O processo de criação não nasce para um disco, pelo menos no meu caso, é um processo bastante contínuo. Venho com ideias desde meu último disco, Maria, de reflexões que exploram o fado de alguma maneira, como gênero musical, não só a parte formal dos instrumentos que o compõem mas também como eles servem para o fado e o fadista, qual é o papel da voz e da poesia, e que tipo de temática e lírica que é a tratada nos fados. Como ele foi evoluindo ao longo do tempo? Como é que podemos contribuir com novas composições sem perder as origens e características do cancioneiro do fado tradicional?

Todos esses assuntos me interessam dentro e fora do estúdio. A experimentação com o som e os instrumentos e refletir sobre o papel que esses instrumentos têm no serviço de cada fadista, me fazem chegar a diversas conclusões, e este disco em particular, o Eu Vou Morrer de Amor ou Resistir, trata muito sobre a voz.
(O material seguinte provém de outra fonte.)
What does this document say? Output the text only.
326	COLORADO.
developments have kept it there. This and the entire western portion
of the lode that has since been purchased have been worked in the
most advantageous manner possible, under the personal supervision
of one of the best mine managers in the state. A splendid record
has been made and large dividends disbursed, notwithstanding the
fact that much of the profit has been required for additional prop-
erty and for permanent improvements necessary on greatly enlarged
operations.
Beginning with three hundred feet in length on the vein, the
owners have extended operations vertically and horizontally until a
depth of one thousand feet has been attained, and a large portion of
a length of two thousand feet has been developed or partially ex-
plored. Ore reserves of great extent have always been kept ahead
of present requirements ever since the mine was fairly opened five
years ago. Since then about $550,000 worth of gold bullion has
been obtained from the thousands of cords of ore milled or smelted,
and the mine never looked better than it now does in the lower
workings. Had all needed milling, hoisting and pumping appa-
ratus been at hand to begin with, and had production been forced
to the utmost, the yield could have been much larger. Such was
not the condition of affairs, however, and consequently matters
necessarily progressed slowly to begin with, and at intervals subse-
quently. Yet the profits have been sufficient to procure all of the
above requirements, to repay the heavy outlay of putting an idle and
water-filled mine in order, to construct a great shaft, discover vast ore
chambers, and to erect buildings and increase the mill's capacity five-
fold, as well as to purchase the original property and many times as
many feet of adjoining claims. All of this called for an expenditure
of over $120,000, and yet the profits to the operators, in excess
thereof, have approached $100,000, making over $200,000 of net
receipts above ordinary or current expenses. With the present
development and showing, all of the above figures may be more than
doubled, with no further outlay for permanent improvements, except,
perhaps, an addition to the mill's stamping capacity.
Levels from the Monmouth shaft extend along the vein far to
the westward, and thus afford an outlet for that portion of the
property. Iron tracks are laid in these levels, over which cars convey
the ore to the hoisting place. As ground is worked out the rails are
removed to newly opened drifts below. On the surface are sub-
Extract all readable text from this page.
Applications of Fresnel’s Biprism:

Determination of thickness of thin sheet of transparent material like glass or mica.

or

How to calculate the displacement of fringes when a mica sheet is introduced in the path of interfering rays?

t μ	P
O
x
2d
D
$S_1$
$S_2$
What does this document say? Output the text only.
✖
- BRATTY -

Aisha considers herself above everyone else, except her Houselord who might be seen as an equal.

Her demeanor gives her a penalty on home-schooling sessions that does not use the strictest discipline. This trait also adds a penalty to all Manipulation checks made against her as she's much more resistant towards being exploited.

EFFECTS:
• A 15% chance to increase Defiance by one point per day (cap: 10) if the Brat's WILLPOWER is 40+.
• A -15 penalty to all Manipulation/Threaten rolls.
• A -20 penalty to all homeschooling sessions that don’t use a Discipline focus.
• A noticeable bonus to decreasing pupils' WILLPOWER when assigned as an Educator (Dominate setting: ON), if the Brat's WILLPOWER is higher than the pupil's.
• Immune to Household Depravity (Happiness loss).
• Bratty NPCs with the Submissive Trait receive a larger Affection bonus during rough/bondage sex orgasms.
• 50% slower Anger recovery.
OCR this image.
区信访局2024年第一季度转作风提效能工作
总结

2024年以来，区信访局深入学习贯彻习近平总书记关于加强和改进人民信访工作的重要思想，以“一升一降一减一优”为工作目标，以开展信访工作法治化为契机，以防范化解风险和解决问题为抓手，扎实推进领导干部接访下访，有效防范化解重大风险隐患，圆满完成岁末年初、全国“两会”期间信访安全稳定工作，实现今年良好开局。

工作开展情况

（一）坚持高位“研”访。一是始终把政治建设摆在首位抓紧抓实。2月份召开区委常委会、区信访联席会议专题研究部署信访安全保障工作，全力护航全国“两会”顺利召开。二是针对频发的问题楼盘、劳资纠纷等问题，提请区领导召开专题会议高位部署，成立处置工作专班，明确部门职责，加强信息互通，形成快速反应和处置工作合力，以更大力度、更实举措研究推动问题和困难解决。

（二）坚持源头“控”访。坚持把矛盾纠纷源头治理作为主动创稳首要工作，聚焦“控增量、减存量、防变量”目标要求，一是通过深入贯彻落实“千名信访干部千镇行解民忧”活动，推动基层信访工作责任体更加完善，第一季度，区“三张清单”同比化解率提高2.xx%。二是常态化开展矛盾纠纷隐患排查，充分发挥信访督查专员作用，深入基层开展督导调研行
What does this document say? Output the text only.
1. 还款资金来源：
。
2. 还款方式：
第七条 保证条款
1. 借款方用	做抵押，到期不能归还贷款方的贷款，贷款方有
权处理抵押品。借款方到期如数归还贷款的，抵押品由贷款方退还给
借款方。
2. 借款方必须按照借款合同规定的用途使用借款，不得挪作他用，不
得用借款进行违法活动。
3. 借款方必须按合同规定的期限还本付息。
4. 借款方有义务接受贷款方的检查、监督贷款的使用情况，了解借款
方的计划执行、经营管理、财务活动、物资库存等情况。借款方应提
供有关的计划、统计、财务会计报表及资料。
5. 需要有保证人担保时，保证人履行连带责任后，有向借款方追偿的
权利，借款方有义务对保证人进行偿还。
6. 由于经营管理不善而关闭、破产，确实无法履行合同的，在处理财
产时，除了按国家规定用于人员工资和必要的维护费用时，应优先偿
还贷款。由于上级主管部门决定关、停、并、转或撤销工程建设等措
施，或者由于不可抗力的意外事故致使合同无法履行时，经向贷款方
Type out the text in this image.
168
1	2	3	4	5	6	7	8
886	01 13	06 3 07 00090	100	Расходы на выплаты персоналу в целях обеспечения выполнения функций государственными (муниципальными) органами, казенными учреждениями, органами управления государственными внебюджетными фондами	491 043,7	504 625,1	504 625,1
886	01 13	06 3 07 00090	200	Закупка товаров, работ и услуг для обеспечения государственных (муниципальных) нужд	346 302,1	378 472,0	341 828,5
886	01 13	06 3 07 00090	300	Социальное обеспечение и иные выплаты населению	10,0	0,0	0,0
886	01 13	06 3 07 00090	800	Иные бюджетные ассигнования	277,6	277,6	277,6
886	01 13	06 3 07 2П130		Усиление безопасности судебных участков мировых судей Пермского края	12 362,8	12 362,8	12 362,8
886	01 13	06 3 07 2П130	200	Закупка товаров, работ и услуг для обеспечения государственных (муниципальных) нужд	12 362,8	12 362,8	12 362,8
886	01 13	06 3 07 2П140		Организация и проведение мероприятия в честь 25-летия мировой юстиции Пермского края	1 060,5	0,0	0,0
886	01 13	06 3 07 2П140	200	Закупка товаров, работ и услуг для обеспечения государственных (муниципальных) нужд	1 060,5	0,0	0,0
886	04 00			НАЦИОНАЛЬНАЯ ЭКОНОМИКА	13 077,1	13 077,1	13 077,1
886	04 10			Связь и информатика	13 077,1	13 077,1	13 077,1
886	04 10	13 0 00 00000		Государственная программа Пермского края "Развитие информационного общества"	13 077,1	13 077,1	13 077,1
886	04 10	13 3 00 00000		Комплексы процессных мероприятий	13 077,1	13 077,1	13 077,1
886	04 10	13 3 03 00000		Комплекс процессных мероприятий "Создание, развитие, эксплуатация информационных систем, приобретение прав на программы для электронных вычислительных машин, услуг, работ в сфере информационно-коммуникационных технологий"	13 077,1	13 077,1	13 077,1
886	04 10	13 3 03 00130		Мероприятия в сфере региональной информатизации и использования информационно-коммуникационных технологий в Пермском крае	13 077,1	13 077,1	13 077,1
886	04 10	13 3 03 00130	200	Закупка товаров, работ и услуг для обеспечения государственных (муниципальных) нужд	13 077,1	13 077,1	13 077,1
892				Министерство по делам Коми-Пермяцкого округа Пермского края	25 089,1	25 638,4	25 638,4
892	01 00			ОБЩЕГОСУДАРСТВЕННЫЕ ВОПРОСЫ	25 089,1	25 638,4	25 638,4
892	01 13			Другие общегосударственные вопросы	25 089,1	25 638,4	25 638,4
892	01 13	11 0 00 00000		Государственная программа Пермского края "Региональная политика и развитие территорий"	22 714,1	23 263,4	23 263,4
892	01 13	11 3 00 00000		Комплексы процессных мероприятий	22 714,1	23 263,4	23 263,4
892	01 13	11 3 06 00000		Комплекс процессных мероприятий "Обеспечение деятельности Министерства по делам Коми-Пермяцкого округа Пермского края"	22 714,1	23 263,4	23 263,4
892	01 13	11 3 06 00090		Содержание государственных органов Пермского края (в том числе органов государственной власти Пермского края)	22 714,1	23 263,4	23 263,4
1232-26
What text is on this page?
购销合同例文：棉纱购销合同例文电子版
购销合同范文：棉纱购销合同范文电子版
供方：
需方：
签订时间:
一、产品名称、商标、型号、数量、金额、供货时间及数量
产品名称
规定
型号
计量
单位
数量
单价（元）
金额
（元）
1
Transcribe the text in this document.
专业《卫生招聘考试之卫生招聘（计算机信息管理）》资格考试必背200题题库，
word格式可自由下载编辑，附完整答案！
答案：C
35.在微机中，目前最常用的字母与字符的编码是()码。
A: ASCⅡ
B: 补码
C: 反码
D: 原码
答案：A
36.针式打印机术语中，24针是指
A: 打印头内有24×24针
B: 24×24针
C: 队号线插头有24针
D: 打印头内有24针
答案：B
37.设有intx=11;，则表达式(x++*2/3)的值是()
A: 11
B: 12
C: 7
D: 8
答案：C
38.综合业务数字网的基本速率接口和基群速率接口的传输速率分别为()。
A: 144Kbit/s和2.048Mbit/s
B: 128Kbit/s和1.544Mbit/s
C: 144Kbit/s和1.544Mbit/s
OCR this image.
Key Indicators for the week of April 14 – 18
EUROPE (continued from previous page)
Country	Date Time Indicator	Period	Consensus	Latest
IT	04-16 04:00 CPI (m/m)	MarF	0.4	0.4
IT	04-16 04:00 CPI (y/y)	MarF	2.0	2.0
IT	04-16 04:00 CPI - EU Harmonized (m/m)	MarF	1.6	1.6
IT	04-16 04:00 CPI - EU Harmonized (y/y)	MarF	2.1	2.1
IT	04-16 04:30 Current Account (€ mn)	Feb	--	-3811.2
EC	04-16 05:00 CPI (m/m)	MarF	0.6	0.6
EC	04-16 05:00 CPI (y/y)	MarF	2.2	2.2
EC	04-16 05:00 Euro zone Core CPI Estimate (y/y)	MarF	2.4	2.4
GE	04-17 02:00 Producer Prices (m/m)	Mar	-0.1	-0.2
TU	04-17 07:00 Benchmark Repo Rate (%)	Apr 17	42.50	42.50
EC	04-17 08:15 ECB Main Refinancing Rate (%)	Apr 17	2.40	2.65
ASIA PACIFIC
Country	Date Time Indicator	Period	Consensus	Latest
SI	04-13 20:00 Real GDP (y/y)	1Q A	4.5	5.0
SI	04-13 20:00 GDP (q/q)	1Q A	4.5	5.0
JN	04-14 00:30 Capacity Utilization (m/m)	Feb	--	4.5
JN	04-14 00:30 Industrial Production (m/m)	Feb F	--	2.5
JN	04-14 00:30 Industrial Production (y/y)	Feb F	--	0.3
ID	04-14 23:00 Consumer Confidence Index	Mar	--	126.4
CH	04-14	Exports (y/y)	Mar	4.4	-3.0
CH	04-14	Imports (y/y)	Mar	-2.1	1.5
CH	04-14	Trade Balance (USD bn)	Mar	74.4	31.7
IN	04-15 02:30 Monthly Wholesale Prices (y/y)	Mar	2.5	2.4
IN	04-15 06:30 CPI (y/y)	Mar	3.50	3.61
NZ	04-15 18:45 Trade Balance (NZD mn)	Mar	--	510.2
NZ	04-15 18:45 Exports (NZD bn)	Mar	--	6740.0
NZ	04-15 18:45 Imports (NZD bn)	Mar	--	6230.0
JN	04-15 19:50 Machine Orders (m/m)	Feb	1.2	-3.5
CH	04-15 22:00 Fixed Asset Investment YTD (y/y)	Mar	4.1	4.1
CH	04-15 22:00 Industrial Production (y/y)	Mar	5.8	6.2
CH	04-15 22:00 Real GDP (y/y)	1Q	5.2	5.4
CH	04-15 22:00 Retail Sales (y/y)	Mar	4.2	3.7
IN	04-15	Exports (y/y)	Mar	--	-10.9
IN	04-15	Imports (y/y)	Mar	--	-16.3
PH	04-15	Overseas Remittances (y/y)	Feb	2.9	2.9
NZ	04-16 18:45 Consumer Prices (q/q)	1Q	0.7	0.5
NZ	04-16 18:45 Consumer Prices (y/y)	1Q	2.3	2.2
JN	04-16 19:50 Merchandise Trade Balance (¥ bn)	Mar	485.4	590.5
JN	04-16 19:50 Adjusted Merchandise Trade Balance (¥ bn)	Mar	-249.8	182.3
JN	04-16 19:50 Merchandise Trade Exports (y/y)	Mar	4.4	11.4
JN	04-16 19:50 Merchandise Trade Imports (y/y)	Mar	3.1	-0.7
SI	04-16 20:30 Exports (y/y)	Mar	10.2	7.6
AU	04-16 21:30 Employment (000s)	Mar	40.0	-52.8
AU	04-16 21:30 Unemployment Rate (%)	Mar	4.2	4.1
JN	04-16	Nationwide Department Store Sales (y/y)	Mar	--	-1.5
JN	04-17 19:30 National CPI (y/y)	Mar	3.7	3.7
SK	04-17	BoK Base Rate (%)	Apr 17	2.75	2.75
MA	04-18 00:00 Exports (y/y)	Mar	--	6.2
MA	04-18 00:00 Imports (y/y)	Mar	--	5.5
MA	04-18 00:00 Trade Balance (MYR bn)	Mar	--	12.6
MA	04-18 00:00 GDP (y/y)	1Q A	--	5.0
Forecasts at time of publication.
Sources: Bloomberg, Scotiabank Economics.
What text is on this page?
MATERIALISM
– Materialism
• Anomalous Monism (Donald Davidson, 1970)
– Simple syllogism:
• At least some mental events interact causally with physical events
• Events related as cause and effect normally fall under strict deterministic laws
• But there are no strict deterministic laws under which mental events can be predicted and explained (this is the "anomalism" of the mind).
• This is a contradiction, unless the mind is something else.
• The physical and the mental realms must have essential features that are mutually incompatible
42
A voz é um lugar bastante central, mas não só a voz que se afirma como solista, como intérprete principal, como frente de um show, mas também aquela que se funde no resto dos intérpretes, dos músicos que tem suas dúvidas, que nem sempre está tão segura, e as múltiplas vozes que existem dentro de uma mulher.

A grande inspiração do álbum é também a mulher como artista, como criadora, como intérprete vulnerável, que tem várias vozes que soam e ressoam dentro, às vezes, em um conflito e em uma ambiguidade grande, mas que no fim têm que conviver e coexistir. Por isso, surgiram muitos instrumentos que vêm responder a essas questões: a utilização do vocoder e do mellotron com as minhas próprias vozes, por exemplo. Existe muito dessa dimensionalidade das vozes, em que eu canto comigo mesma, e a exploração das dimensões poética e formal delas, do ponto de vista do estúdio, estão presentes no disco.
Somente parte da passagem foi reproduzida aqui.